Estaba en el muelle de Cumaná, en Pozzuoli, esperando el tren que conecta Nápoles con el Campi Flegrei. Conmigo un señor, de unos setenta años con una camisa de flores bien combinada con un pantalón hasta la rodilla, que caminaba de un lado a otro, como para pasar el tiempo, con una guitarra al hombro. También tenía consigo un carrito en el que llevaba una caja amplificadora. Inmediatamente asumí que podría ser un artista callejero. Una vez en el vehículo, me encuentro justo frente a él y le pregunto de inmediato si va a jugar en algún lugar.
Sonriente me responde que sí y empezamos a hablar de instrumentos musicales, canciones y rincones preciosos para escuchar música. Descubro que es incluso profesor de música. Por su forma de hablar me encanta y me envuelve. Le hablo de lo mucho que creo que el artista callejero es innegablemente generoso, me responde que hay un placer impagable en poder hacer música para los demás. Veinte minutos de agradable recorrido y luego en el término nos despedimos con mi promesa de que caminando por el centro lo buscaría, curiosa y luego seguramente complacida de escuchar algunas piezas interpretadas por él. En los días siguientes, caminando por las calles del Decumani, me detuve a escuchar al magnífico trompetista, a la niña del arpa súper buena y al niño que adaptaba unas papeleras de varias formas y tamaños como instrumento de percusión. A menudo los encuentran cerca de casa y cada vez es un placer. Como he vivido en el centro de la ciudad, puedo detenerme a escuchar a los que juegan al aire libre y con mucho gusto doy una contribución, aunque siempre considerándola demasiado pequeña para la belleza que acabo de recibir como regalo.
De mi nuevo "amigo" aún no hay rastro! Hasta que una tarde lo veo de lejos, y voy a su encuentro, y me señala y me dice: "¡La dama de Cumaná!" . "Le prometí que me detendría y... ¡aquí estoy!". "¿Qué te gustaría escuchar?". "¡Tú lo haces, Dios no lo quiera, tú eres el maestro!". Su repertorio es principalmente de canciones napolitanas y estoy feliz por ello.
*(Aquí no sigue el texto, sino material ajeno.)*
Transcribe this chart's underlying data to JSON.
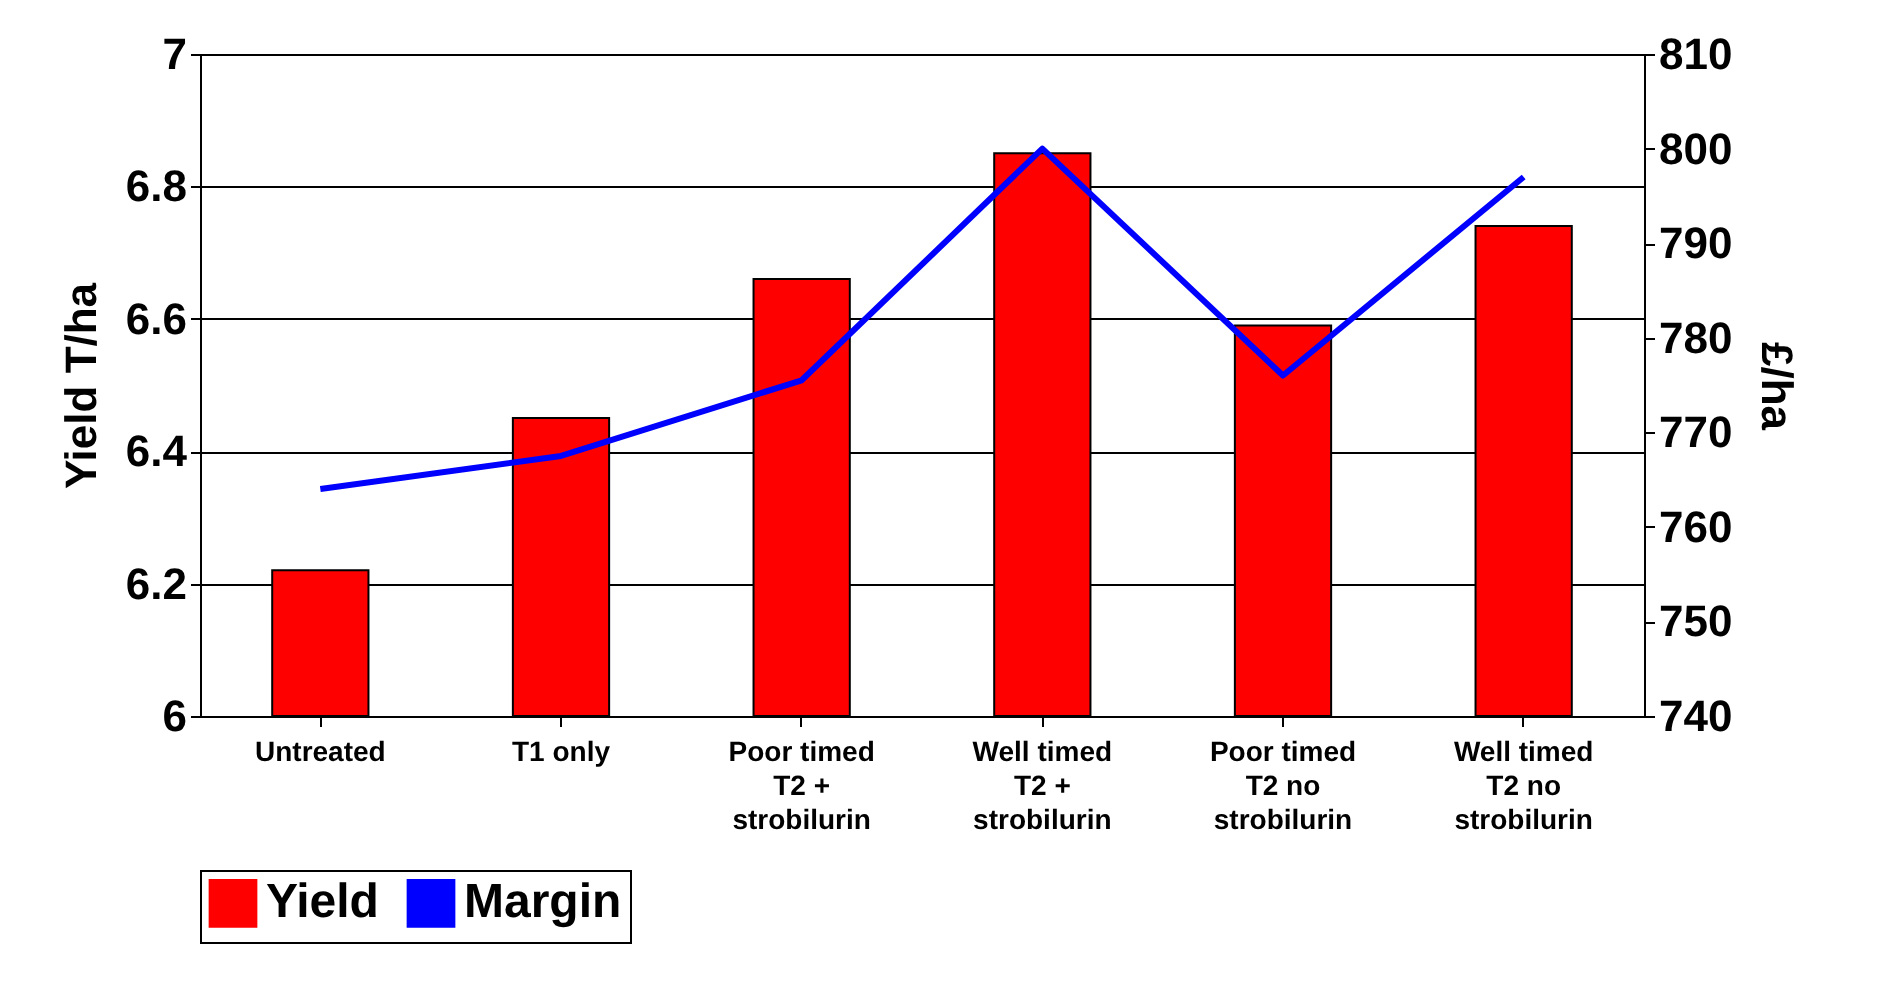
{
  "chart_data": {
    "type": "bar",
    "ylabel": "Yield T/ha",
    "y2label": "£/ha",
    "categories": [
      "Untreated",
      "T1 only",
      "Poor timed T2 + strobilurin",
      "Well timed T2 + strobilurin",
      "Poor timed T2 no strobilurin",
      "Well timed T2 no strobilurin"
    ],
    "series": [
      {
        "name": "Yield",
        "color": "#ff0000",
        "values": [
          6.22,
          6.45,
          6.66,
          6.85,
          6.59,
          6.74
        ]
      },
      {
        "name": "Margin",
        "type": "line",
        "axis": "y2",
        "color": "#0000ff",
        "values": [
          764,
          767.5,
          775.5,
          800,
          776,
          797
        ]
      }
    ],
    "ylim": [
      6,
      7
    ],
    "yticks": [
      6,
      6.2,
      6.4,
      6.6,
      6.8,
      7
    ],
    "y2lim": [
      740,
      810
    ],
    "y2ticks": [
      740,
      750,
      760,
      770,
      780,
      790,
      800,
      810
    ],
    "grid": "y",
    "legend": "bottom",
    "marker": "none"
  }
}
Siempre me encanta escuchar “Era di Maggio” o “Indiferentemente” y además cada artista las interpreta a su manera, por lo que siempre puede ser como una primera vez. El maestro comienza a tocar y cantar y mientras tanto crece la multitud de transeúntes, que primero se asoman y luego se detienen. Empezamos a seguirlo en el canto. En el grupo de espectadores también hay cuatro jóvenes extranjeros. Dos chicas francesas y dos chicos españoles, que comienzan a filmarlo con sus teléfonos móviles, para “llevárselo”, a su país, para darlo a conocer a sus otros amigos.
Me doy cuenta de que hay aún más jóvenes alrededor del Maestro. A mi lado otro señor con una guitarra al hombro y su mujer de la mano. Cualquiera que hace música reconoce el talento de un colega incluso antes. Y luego otros y otros más. Los que no se detuvieron, yendo más allá, sin embargo, insinuaron dos estrofas o algunos pasos de baile. Estuve por lo menos 40 minutos en esa compañía improvisada donde todos, esforzándose por escuchar la belleza que salía de esa guitarra, estaban felices y sonrientes. Efectivamente, entre una canción y otra me pidieron personalmente, como si entre el profesor y yo hubiera un conocido, una complicidad nacida mucho antes, poder traducir el texto de una determinada canción a los cuatro chicos extranjeros. Y no pasó mucho tiempo para que yo, que no me avergüenzo de "montar un espectáculo", me encontré enseñando algunos pasos de baile popular. Brazos en las caderas y ahí fuera para balancearse de izquierda a derecha al ritmo adecuado, como una tarantela. Una pequeña fiesta espontánea, donde la música reafirmó el inmenso poder que tiene para unir a completos desconocidos, dándoles la impresión de estar entre amigos. Donde los seres humanos no tienen miedo unos de otros. Lástima que tuve que irme a casa, agradecido de corazón al Maestro, cuyo nombre lamentablemente no recuerdo pero su generosidad sin duda sí.
Los dibujos dentro del artículo son de Leonora Albanese.